Сразу по воцарении подписала императрица манифест, где поклялась охранять православный закон, – и воспрянули недруги, решили было, что пробил их час. Не тут-то было! Слова словами, на деле Анна только своему архиепископу новгородскому и доверяет. И он не преминул воспользоваться: сложно было троих синодских – главных зачинщиков свалить, но свалил, опередил, сам удар нанёс, и вот – не только уволены, но Дашков и Игнатий Коломенский заточены по монастырям. Пускай себе Тредиаковский связывает с воцарением российской августы мечты и надежды о просвещении всеобщем, пускай будоражит воображение, лиру свою распаляет – так поэту и должно. И людям польза большая, ибо веру в новое царствование слова высокие укрепляют. Глядишь, и переменятся злые нравы, как он поёт, да только не пением единым, а трудом подспудным таких людей, как Волынский, недаром их Прокопович по всей России собирает. Когда-то и сам он боготворил Петра. Когда-то. Сейчас иное – он предан своему долгу, как пёс предан, и рвёт в клочья врагов своих, ибо видит в них погибель государству, не до сладкой лиры ему теперь.
От книг вред, твердят ревнители древнего благочестия, – ереси, да и только, надобно патриархом русака, а не ляха или малороссиянина (тех в католицизме винят, и не без оснований) – неважно, что начитан мало, главное, верой чист и духом русский. Так ведь всё то слова, пустые слова… Какой они Россию видят, на детство своё оглядываясь, таковой уже не бывать. По ним пускай грязна да убога, лишь бы соблюдала чин. Но без узды, что Пётр надел, можно разве порядок держать, войны воевать? Судят о букве закона, отговариваются, а России нынешней не видят, ни нужд, ни забот её не знают, а дай волю – налетят, сам всяк себе начальник. Нет, нужен кулак единодержавный да узда, что Пётр показал. Сможет ли Анна, нет ли – пока он жив, будет своё творить на благо престола, с пути, раз выбранного, не свернёт.
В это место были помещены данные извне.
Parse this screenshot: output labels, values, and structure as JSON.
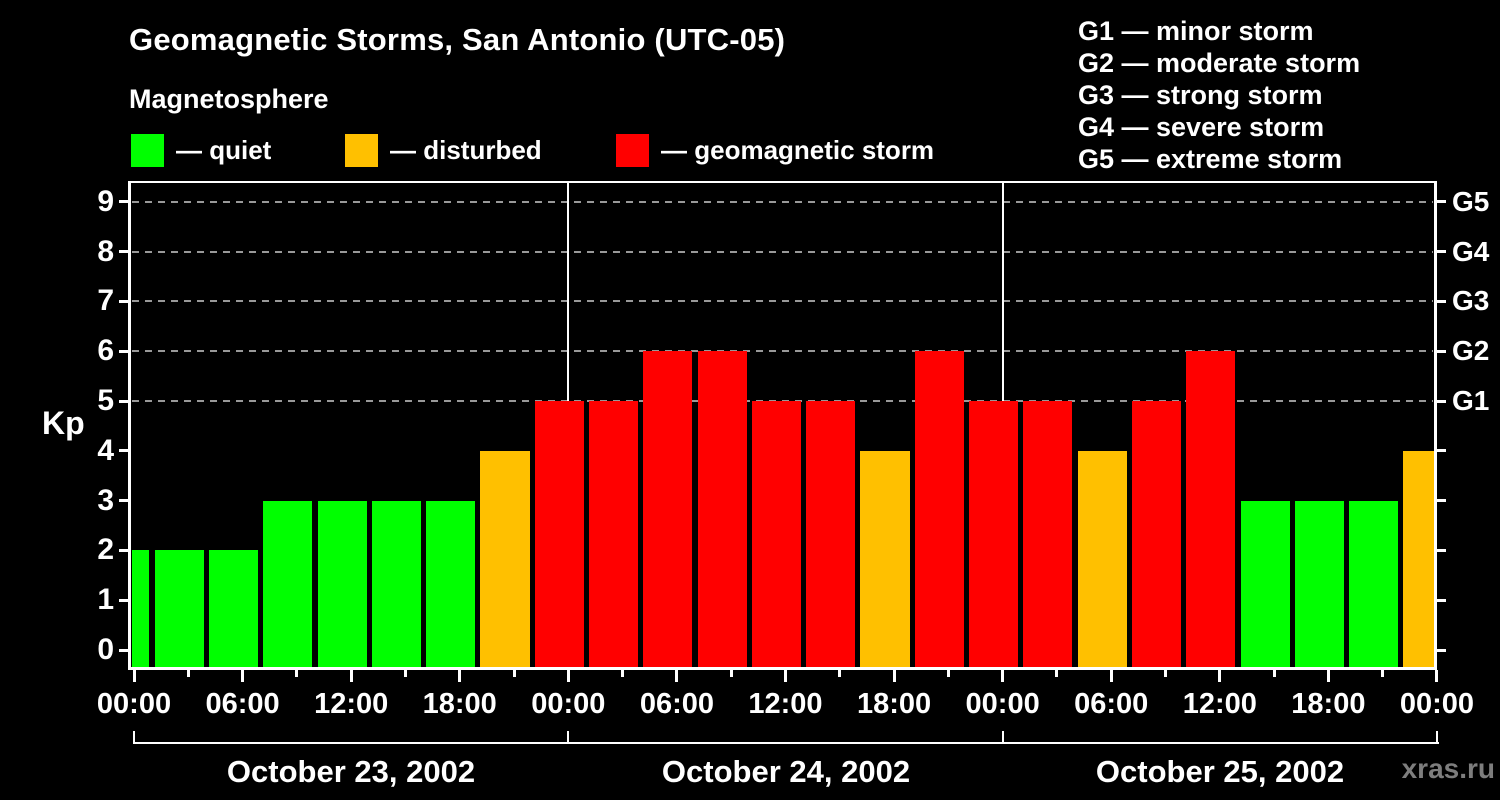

Так со зрелостью и опыт приходит, и уверенность в правоте своей, а трубы угасают. Успел он узнать государя-человека, и сам с ним человеком стал и, перестав в пиитическом парить восторге, в руки свои забрал нити политические. И увяз в паутине липкой, и никогда, видно, из неё не высвободиться. Так надо, в это он свято верит.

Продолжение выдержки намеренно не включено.